Students seeking accommodation for religious purposes are advised to contact Academic Counselling at least three weeks prior to the religious event and as soon as possible after the start of the term.

 

11  Other Information

 

 

Students who are in emotional/mental distress should refer to Health and Wellness@Western https://www.uwo.ca/health/ for a complete list of options about how to obtain help.
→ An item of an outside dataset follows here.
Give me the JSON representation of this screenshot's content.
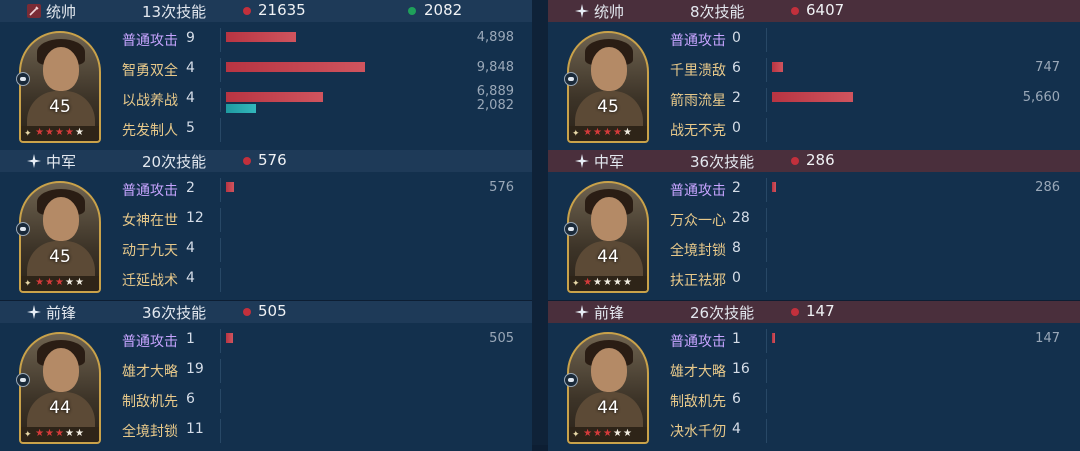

Please contact the course instructor if you require material in an alternate format or if you require any other arrangements to make this course more accessible to you.

 

If you wish to appeal a grade, please read the policy documentation at: https://www.uwo.ca/univsec/pdf/academic_policies/appeals/appealsundergrad.pdf. Please first contact the course instructor. If your issue is not resolved, you may make your appeal in writing to the Undergraduate Chair in Psychology (psyugrd@uwo.ca).

 

Copyright Statement

 

Lectures and course materials, including power point presentations, outlines, videos and similar materials, are protected by copyright. You may take notes and make copies of course materials for your own educational use. You may not record lectures, reproduce (or allow others to reproduce), post or distribute any course materials publicly and/or for commercial purposes without the instructor’s written consent.

 

12  Land Acknowledgement

 

We acknowledge that Western University is located on the traditional territories of the Anishinaabek, Haudenosaunee, Lūnaapéewak, and Chonnonton. Nations, on lands connected with the London Township and Sombra Treaties of 1796 and the Dish with One Spoon Covenant Wampum. This land continues to be home to diverse Indigenous Peoples (First Nations, Métis and Inuit) whom we recognize as contemporary stewards of the land and vital contributors of our society.